Friday 22nd September 2017
Milwaukee County is considering a resolution that could ultimately lead to the unstringing of our emerald necklace of parklands. The resolution, adopted 2-1 this week by the Milwaukee County Board’s Parks, Energy and Environment Committee, would turn over management of Kulwicki Park, a county park, to the City of Greenfield.
This precedent could lead to the decentralization of our county park system by systematically returning suburban parks to the communities in which they reside.
Greenfield advocates argue that this needs to be done in order to provide much-needed improvements for their park due to decades of deferred maintenance. For those who find that argument appealing, I ask you to note the Public Policy Forum’s analysis of the Northshore Fire Department’s significant tax savings gained over the past 20 years through consolidation of fire services in Northshore communities.
Consolidation of services is hardly a new concept. It is exactly what our county did when it expanded its park system back in 1938 to include suburban parks.

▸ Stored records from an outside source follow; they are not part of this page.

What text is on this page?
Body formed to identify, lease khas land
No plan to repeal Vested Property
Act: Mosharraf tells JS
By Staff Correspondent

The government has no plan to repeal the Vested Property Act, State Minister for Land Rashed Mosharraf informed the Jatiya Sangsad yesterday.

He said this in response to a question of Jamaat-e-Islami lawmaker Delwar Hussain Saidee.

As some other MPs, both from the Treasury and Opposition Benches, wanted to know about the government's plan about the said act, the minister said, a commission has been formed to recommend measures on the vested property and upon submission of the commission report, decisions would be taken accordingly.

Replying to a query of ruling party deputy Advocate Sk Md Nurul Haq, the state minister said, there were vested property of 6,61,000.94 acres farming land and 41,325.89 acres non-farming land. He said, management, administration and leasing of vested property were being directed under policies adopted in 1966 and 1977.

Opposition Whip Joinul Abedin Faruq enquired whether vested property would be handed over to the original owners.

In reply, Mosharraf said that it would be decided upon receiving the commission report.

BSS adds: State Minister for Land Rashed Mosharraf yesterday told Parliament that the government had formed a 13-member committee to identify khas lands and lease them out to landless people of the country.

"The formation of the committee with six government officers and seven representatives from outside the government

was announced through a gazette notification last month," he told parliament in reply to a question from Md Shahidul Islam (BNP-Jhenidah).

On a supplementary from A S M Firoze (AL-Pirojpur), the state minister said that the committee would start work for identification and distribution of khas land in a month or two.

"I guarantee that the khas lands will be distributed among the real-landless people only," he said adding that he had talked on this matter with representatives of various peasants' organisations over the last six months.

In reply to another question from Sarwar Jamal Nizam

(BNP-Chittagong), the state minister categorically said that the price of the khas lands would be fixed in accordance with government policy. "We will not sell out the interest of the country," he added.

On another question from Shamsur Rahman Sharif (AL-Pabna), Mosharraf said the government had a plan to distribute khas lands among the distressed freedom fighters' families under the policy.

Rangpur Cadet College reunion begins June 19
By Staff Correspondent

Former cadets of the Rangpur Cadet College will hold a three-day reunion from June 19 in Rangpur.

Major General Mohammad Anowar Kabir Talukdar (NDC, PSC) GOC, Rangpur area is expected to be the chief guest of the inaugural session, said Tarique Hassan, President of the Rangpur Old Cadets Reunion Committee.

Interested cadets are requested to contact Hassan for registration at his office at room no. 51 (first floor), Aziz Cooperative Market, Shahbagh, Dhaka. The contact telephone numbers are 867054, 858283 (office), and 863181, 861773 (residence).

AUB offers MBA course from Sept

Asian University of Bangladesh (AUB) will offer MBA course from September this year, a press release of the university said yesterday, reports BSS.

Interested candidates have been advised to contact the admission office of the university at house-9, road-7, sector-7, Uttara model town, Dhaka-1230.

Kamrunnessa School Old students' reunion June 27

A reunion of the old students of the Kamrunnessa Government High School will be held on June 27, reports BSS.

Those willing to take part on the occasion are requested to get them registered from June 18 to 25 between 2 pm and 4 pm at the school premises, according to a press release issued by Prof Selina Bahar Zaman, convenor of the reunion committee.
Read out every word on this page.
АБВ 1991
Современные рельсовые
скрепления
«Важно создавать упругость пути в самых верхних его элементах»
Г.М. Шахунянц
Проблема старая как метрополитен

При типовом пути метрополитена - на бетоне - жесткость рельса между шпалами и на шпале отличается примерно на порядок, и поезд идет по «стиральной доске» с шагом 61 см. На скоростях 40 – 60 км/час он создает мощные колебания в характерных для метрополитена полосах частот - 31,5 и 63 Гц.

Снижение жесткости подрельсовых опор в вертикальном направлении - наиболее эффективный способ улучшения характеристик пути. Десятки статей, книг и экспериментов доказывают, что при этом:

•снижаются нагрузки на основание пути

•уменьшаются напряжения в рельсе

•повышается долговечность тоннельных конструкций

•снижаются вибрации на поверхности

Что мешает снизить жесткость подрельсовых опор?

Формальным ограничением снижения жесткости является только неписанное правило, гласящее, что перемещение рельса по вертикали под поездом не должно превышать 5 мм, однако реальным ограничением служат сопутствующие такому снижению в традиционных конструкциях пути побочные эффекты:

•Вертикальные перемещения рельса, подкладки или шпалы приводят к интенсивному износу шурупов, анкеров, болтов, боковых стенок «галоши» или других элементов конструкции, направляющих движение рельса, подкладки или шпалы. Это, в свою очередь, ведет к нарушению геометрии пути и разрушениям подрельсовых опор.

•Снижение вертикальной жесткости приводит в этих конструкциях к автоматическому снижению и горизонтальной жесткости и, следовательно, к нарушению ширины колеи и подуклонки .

By centralizing park services, we eliminated the need for 19 separate and more costly municipal park systems and, in doing so, reaped the tax savings resulting from the subsequent economies of scale. The proposal to turn over Kulwicki Park to Greenfield moves in precisely the opposite direction.
This management agreement is not about saving tax dollars. What then is it aimed at?

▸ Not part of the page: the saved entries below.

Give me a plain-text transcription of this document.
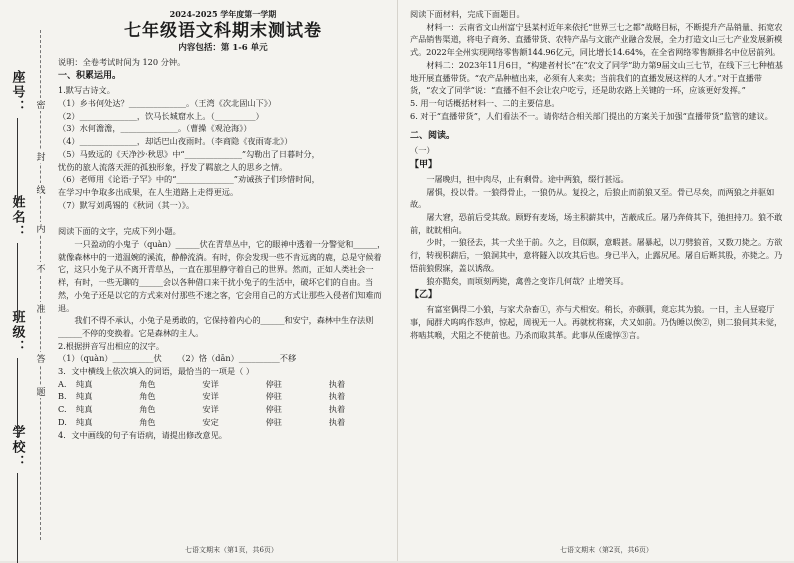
学校：
班级：
姓名：
座号： 密
封
线
内
不
准
答
题

2024-2025 学年度第一学期

七年级语文科期末测试卷

内容包括：第 1-6 单元

说明：全卷考试时间为 120 分钟。

一、积累运用。

1.默写古诗文。

（1）乡书何处达？______________。（王湾《次北固山下》）

（2）______________，饮马长城窟水上。（__________）

（3）水何澹澹，______________。（曹操《观沧海》）

（4）______________，却话巴山夜雨时。（李商隐《夜雨寄北》）

（5）马致远的《天净沙·秋思》中“______________”勾勒出了日暮时分，

忧伤的旅人流落天涯的孤独形象，抒发了羁旅之人的思乡之情。

（6）老师用《论语·子罕》中的“______________”劝诫孩子们珍惜时间，

在学习中争取多出成果，在人生道路上走得更远。

（7）默写刘禹锡的《秋词（其一）》。

阅读下面的文字，完成下列小题。

一只盈动的小鬼子（quàn）______伏在青草丛中，它的眼神中透着一分警觉和______，就像森林中的一道温婉的溪流，静静流淌。有时，你会发现一些不肯远离的鹿，总是守候着它，这只小兔子从不离开青草丛，一直在那里静守着自己的世界。然而，正如人类社会一样，有时，一些无聊的______会以各种借口来干扰小兔子的生活中，破坏它们的自由。当然，小兔子还是以它的方式来对付那些不速之客，它会用自己的方式让那些入侵者们知难而退。

我们不得不承认，小兔子是勇敢的，它保持着内心的______和安宁，森林中生存法则______不停的变换着。它是森林的主人。

2.根据拼音写出相应的汉字。

（1）（quàn）__________伏 （2）恪（dān）__________不移

3．文中横线上依次填入的词语，最恰当的一项是（ ）

A.	纯真	角色	安详	停驻	执着
B.	纯真	角色	安详	停驻	执着
C.	纯真	角色	安详	停驻	执着
D.	纯真	角色	安定	停驻	执着

4．文中画线的句子有语病，请提出修改意见。

七语文期末（第1页，共6页）

阅读下面材料，完成下面题目。

材料一：云南省文山州富宁县某村近年来依托“世界三七之都”战略目标，不断提升产品销量、拓宽农产品销售渠道，将电子商务、直播带货、农特产品与文旅产业融合发展，全力打造文山三七产业发展新模式。2022年全州实现网络零售额144.96亿元，同比增长14.64%，在全省网络零售额排名中位居前列。

材料二：2023年11月6日，“构建者村长”在“农文了同学”助力第9届文山三七节，在线下三七种植基地开展直播带货。“农产品种植出来，必须有人来卖；当前我们的直播发展这样的人才。”对于直播带货，“农文了同学”说：“直播不但不会让农户吃亏，还是助农路上关键的一环，应该更好发挥。”

5. 用一句话概括材料一、二的主要信息。

6. 对于“直播带货”，人们看法不一。请你结合相关部门提出的方案关于加强“直播带货”监管的建议。

二、阅读。

（一）

【甲】

一屠晚归，担中肉尽，止有剩骨。途中两狼，缀行甚远。

屠惧，投以骨。一狼得骨止，一狼仍从。复投之，后狼止而前狼又至。骨已尽矣，而两狼之并驱如故。

屠大窘，恐前后受其敌。顾野有麦场，场主积薪其中，苫蔽成丘。屠乃奔倚其下，弛担持刀。狼不敢前，眈眈相向。

少时，一狼径去，其一犬坐于前。久之，目似瞑，意暇甚。屠暴起，以刀劈狼首，又数刀毙之。方欲行，转视积薪后，一狼洞其中，意将隧入以攻其后也。身已半入，止露尻尾。屠自后断其股，亦毙之。乃悟前狼假寐，盖以诱敌。

狼亦黠矣，而顷刻两毙，禽兽之变诈几何哉？止增笑耳。

【乙】

有富室偶得二小狼，与家犬杂畜①，亦与犬相安。稍长，亦颇驯，竟忘其为狼。一日，主人昼寝厅事，闻群犬呜呜作怒声，惊起，周视无一人。再就枕将寐，犬又如前。乃伪睡以俟②，则二狼伺其未觉，将啮其喉，犬阻之不使前也。乃杀而取其革。此事从侄虞惇③言。

七语文期末（第2页，共6页）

We have all witnessed County Executive Chris Abele’s enthusiasm for ridding the county of costs associated with nearly all county-owned assets, including the assets themselves. I don’t believe his attitude toward parks is any different.
What will be the likely result of transferring the management of parks back to individual communities?
Underlying the arguments favoring this initiative is the tacit belief that Milwaukee County has failed to properly care for its parks. It is hard to argue otherwise.
That allegation is, in fact, clearly supported by a report by the non-partisan Public Policy Forum that estimated the deferred maintenance deficit within our park system to be in excess of $275 million. Today, that figure likely exceeds $450 million.
The task of the dedicated employees of our parks department has been made impossible by the “cut taxes at any cost” climate of the past 20 years. One need only compare this year’s parks budget as a percentage of county spending to the 1987 budget to understand why our parks today find themselves in such a diminished state.
Two questions: First, if Kulwicki has not been properly cared for, is there any park in our 15,000-acre park system of which that cannot be said? Second, how will turning parks over to their resident municipalities solve the problem of chronic underfunding?
Your County Board has provided an answer to that underfunding. A countywide advisory referendum was put on the ballot in the spring of 2008 asking voter opinion on increasing the county sales tax by 1% in order to better fund our failing park and transit systems.
That referendum passed. Despite a difficult economy, the majority of Milwaukee County residents chose additional taxes over continued diminishment of their quality of life.
However, when it came to granting legislative authority for county government to levy that tax, it was not the voice of the people that prevailed, but rather the power of special interests.
Regarding the Kulwicki Park proposal, I believe there is a likelihood that in a decentralized park system, wealthier communities’ parks will prosper — at greater expense — while parks in less advantaged areas will continue to decline.
In other words: A two-tiered park system with the usual winners and the usual losers likely will result.
Furthermore, the county executive recently has voiced a goal of forcing our park system to produce enough revenue to be self-sustaining. This goal is antithetical to the value of open space for urban dwellers and likely to destroy what is left of our great park system.
I ask my fellow citizens to keep these cautions in mind as they weigh what the transfer of management of one park might come to mean as a precedent for the future of our entire park system. And perhaps to ponder a final question:
Why would a county executive ask the state for unfettered control of county land sales, including parkland, if he had no desire to exercise that option?